Il a promis, dans ce registre, un partage des prérogatives constitutionnelles entre le premier magistrat du pays et son Premier ministre qui émanera, insistera-t-il à le rappeler, de la majorité parlementaire.
Ce chapitre l’invitera dès lors à évoquer l’une des étapes qu’abordera sa gestion s’il venait à être élu président de la République.
Il s’agit des élections législatives anticipées qui interviendront, selon l’agenda tracé par le candidat de l’Avant-garde des libertés, six mois après le scrutin présidentiel.
En évoquant le parlement, M. Benflis a indiqué qu’il s’agit d’un pilier de la pratique démocratique des institutions aussi bien, dira-t-il, par l’élaboration des lois qu’à travers le contrôle de la gestion gouvernementale.
Interrogé par ailleurs sur les motivations de sa candidature à la magistrature suprême dans un contexte politique peu favorable compte tenu notamment de l’opposition populaire à la tenue du scrutin, M. Benflis s’est dit comprendre totalement une telle lecture qui ne manque pas d’objectivité.

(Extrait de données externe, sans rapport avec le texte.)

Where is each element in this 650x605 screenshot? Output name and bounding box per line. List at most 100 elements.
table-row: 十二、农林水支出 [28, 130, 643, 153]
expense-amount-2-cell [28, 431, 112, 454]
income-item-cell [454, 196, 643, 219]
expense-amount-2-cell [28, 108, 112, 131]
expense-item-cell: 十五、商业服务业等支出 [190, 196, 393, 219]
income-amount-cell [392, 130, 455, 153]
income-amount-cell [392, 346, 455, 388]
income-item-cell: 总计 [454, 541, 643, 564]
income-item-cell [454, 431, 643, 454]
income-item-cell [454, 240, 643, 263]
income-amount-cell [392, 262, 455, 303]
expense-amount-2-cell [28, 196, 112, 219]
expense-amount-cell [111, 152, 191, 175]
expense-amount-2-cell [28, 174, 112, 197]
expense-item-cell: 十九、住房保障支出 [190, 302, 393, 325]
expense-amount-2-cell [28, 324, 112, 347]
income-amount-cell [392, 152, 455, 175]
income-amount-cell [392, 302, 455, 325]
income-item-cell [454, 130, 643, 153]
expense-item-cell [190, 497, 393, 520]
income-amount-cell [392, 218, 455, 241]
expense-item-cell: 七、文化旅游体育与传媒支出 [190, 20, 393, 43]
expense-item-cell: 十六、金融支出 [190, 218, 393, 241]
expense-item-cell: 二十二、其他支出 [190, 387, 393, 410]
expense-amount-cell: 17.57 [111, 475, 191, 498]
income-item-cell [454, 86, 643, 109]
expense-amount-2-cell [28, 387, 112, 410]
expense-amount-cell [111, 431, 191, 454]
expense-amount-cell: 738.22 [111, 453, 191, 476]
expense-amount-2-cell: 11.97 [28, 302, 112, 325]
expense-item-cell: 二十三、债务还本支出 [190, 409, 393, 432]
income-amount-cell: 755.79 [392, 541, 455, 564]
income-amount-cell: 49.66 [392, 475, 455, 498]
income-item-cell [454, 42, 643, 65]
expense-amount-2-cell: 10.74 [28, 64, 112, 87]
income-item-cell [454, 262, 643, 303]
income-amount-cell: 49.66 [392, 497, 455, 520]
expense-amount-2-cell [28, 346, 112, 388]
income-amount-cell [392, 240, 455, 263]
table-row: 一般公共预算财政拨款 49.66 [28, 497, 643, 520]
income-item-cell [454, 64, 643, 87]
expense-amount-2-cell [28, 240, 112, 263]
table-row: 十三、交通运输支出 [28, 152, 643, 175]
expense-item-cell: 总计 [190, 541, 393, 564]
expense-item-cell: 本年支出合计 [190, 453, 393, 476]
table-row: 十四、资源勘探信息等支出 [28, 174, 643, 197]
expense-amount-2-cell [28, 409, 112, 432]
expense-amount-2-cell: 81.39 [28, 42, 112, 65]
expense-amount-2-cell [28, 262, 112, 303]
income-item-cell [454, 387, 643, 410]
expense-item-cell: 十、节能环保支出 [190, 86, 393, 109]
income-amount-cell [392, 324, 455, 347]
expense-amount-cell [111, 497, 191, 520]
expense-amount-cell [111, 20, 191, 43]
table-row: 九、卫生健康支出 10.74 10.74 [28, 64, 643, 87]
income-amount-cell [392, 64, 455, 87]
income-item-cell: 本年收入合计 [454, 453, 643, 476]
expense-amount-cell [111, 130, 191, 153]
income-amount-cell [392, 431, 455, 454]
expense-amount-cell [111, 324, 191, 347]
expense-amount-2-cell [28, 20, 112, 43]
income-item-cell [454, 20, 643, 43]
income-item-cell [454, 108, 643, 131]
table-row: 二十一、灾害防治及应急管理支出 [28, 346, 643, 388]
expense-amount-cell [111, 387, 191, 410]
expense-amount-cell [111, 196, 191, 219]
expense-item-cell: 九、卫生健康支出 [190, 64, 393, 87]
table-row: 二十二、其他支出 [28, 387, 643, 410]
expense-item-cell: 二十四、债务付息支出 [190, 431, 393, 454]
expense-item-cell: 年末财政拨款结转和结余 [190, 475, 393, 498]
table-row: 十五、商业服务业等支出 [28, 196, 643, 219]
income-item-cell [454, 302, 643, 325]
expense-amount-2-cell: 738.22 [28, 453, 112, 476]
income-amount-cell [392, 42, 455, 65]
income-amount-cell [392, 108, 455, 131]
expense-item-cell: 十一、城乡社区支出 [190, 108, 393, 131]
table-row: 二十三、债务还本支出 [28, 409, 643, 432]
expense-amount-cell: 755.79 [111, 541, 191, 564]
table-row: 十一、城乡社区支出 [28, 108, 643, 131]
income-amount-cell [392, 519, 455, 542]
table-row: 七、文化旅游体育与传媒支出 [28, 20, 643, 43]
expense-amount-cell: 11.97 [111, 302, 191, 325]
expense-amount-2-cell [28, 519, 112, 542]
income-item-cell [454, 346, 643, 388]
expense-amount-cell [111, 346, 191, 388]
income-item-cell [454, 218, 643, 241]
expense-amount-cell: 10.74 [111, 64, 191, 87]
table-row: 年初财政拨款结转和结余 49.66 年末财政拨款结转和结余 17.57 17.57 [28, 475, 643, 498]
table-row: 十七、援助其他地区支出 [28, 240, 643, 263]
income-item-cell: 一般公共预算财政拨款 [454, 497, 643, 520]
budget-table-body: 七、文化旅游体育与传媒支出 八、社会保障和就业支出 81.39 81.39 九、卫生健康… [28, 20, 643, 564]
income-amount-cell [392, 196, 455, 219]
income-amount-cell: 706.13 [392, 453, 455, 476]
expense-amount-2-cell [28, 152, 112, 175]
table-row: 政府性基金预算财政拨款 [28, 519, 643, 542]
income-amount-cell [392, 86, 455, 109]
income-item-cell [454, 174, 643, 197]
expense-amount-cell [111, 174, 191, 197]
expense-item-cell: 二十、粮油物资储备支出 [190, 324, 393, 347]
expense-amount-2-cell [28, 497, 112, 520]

Il soutiendra cependant qu’il s’agit de l’option qui présente « le moindre mal » tout en déclarant qu’il est conscient que les conditions dans lesquelles va se dérouler la joute électorale « sont loin d’être idéales ».
Pour l’ancien chef du gouvernement, il n’est pas dans l’intérêt de quiconque de « laisser le pays sans un président qui puisse s’adresser à son peuple et de représenter le pays dans les rendez-vous internationaux ».
L’autre question qui est revenue à cette occasion a trait aux différents soutiens dont bénéficierait la candidature d’Ali Benflis qui brigue la magistrature suprême pour la troisième fois après deux expériences infructueuses devant Bouteflika en 2004 et en 2014. « J’ai la certitude inébranlable que des parties vont me soutenir et que d’autres vont me critiquer, voire même m’attaquer. Tout cela je l’assume depuis que j’ai fait le choix de me porter candidat à la présidentielle de décembre prochain », a-t-il répondu. Les formations politiques avec lesquelles Talaie El Hourriyet avait coordonné des actions notamment au sein des forces du changement apporteront-elles leur soutien à la candidature de Benflis ? Le concerné ne s’est pas aventuré dans une réponse qui mettrait dans l’embarras les partisans de la plate-forme de Aïn Benian. L’opinion publique sait cependant que des partis politiques ont déjà rallié la candidature de Benflis à l’image de Fadj El Djadid de Tahar Benbaibèche et le Front de l’Algérie nouvelle (FAN) de Djamel Benabdeselam. Sur ce registre, c’est la position du Front pour la justice et le développement (FJD) d’Abdallah Djabbalh qui reste la plus grande curiosité de cette élection, lui qui n’a pas fermé la possibilité, après avoir tranché sa propre non-participation. Par ailleurs, M. Benflis est resté sur sa ligne au sujet du « dialogue » qu’il promet d’engager avec la classe politique, notamment l’opposition. Il a annoncé, à ce propos, ce qu’il a qualifié d’un « gouvernement d’ouverture national ».